Imaging the uptake of specific amino acids by deuterium labeling and stimulated Raman scattering

Amino acids, renowned as essential metabolic building blocks, play an important role in fundamental processes such as protein synthesis, while the non-invasive visualization of their subcellular distribution has remained a challenge. In this study, we introduce a method for monitoring the intracellular uptake of specific amino acids, including Methionine, within live cells and tissues using stimulated Raman scattering (SRS) microscopy combined with deuterium labeling. Our approach employs a straightforward background subtraction technique to detect the SRS signal of methionine enriched with eight deuterium atoms (d8-Met).
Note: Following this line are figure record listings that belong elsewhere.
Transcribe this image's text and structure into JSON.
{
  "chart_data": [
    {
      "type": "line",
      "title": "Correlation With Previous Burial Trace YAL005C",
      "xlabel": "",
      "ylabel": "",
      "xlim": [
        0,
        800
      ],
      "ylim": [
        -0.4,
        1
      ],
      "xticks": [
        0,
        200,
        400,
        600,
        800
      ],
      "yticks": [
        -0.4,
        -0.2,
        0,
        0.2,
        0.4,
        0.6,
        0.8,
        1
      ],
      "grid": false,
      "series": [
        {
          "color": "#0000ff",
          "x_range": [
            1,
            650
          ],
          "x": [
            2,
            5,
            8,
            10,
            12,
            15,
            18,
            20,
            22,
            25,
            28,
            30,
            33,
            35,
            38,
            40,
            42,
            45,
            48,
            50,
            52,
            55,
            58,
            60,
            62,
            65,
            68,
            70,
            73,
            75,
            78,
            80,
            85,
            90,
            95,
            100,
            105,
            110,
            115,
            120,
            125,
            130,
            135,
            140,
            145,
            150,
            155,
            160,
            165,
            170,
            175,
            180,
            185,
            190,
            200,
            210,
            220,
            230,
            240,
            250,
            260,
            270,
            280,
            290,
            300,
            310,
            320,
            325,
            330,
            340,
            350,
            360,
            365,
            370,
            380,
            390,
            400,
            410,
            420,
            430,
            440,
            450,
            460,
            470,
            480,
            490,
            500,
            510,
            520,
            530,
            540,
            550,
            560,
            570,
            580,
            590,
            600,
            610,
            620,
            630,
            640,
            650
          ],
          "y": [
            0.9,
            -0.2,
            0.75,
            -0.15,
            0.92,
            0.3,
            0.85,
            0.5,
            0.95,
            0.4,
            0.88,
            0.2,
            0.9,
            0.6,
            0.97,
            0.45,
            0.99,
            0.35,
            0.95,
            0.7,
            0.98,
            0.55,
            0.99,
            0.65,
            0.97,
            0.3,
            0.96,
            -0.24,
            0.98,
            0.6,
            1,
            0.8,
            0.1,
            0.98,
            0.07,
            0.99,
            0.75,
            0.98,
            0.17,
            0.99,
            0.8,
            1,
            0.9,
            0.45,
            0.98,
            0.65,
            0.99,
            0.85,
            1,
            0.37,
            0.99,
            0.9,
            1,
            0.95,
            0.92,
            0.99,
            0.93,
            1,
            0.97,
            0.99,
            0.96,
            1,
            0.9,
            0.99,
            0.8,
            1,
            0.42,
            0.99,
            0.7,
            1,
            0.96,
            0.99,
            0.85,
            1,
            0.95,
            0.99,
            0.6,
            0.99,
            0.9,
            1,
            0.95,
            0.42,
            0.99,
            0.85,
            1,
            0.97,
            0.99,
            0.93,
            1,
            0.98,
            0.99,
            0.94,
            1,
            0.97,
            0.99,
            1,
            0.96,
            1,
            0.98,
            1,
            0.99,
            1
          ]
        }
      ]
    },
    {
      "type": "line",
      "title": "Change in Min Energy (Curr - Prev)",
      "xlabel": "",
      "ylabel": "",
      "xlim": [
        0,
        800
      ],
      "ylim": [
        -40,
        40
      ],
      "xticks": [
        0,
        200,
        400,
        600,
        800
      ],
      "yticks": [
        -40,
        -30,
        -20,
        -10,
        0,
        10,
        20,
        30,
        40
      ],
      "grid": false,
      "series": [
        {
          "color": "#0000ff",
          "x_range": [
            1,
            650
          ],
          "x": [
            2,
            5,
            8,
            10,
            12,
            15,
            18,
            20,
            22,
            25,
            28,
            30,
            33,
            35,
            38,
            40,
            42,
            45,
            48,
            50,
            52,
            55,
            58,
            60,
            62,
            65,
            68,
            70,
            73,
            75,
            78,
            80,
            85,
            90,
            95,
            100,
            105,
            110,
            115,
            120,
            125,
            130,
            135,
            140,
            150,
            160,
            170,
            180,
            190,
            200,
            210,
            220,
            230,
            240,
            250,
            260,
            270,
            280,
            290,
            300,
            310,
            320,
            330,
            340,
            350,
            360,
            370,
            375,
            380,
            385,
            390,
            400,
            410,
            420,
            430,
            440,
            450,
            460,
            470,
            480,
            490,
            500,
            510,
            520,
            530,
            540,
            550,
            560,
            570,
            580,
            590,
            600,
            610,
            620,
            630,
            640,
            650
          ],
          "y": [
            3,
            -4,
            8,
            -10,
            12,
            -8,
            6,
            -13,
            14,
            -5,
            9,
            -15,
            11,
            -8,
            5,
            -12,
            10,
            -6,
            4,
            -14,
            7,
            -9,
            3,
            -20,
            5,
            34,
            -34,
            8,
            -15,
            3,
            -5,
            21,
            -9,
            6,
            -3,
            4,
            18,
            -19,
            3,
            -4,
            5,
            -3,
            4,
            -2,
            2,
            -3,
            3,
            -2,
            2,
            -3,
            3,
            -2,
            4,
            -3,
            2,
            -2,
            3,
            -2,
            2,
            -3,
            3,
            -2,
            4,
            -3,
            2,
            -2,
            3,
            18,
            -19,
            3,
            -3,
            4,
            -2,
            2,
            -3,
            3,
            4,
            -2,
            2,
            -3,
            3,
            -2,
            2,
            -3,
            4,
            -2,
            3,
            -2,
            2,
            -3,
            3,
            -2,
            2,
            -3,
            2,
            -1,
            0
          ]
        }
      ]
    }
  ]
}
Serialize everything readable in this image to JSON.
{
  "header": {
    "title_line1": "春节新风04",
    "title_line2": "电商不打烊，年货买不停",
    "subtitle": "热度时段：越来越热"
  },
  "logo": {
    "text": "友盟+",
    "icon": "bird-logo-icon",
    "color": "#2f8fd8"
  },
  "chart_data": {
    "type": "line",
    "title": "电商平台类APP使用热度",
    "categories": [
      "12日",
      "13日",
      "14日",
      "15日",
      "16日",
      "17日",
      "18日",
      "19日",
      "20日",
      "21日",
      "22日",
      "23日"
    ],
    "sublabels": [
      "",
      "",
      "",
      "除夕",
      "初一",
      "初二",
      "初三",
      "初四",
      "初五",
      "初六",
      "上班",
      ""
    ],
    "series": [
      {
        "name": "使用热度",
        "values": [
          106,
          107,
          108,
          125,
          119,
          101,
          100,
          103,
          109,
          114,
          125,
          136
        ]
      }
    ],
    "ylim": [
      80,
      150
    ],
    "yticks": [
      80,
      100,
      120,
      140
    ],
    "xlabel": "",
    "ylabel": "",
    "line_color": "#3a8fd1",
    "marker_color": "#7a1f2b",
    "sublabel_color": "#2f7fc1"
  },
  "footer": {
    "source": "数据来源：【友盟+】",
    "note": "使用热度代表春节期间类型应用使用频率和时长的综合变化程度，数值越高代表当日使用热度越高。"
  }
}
Notably, our findings indicate that d8-Met metabolism appears to be minimally invasive and yields a more robust signal when compared to the previously employed alkyne-labeled methionine analog, homopropargyl glycine (Hpg). This enhanced performance can be attributed to the minimally disruptive labeling characteristics of deuterium, making it a promising biorthogonal probe with potential applications for long-term imaging. Furthermore, we extend the applicability of this technique by introducing a synthetic diet containing d8-Met to living Drosophila, enabling us to visualize systemic incorporation of d8-Met. Our imaging efforts encompass various dissected tissues, including the brain, wing disc, fat body, and gut, revealing systemic integration within the organism. These results unveil the capability of SRS imaging to discern previously unseen variations in methionine distribution at a subcellular level within tissues, shedding light on cell-to-cell heterogeneity. In conclusion, d8-Met and analogous deuterated biomolecules hold significant potential for investigating metabolism and molecular fate at subcellular resolutions.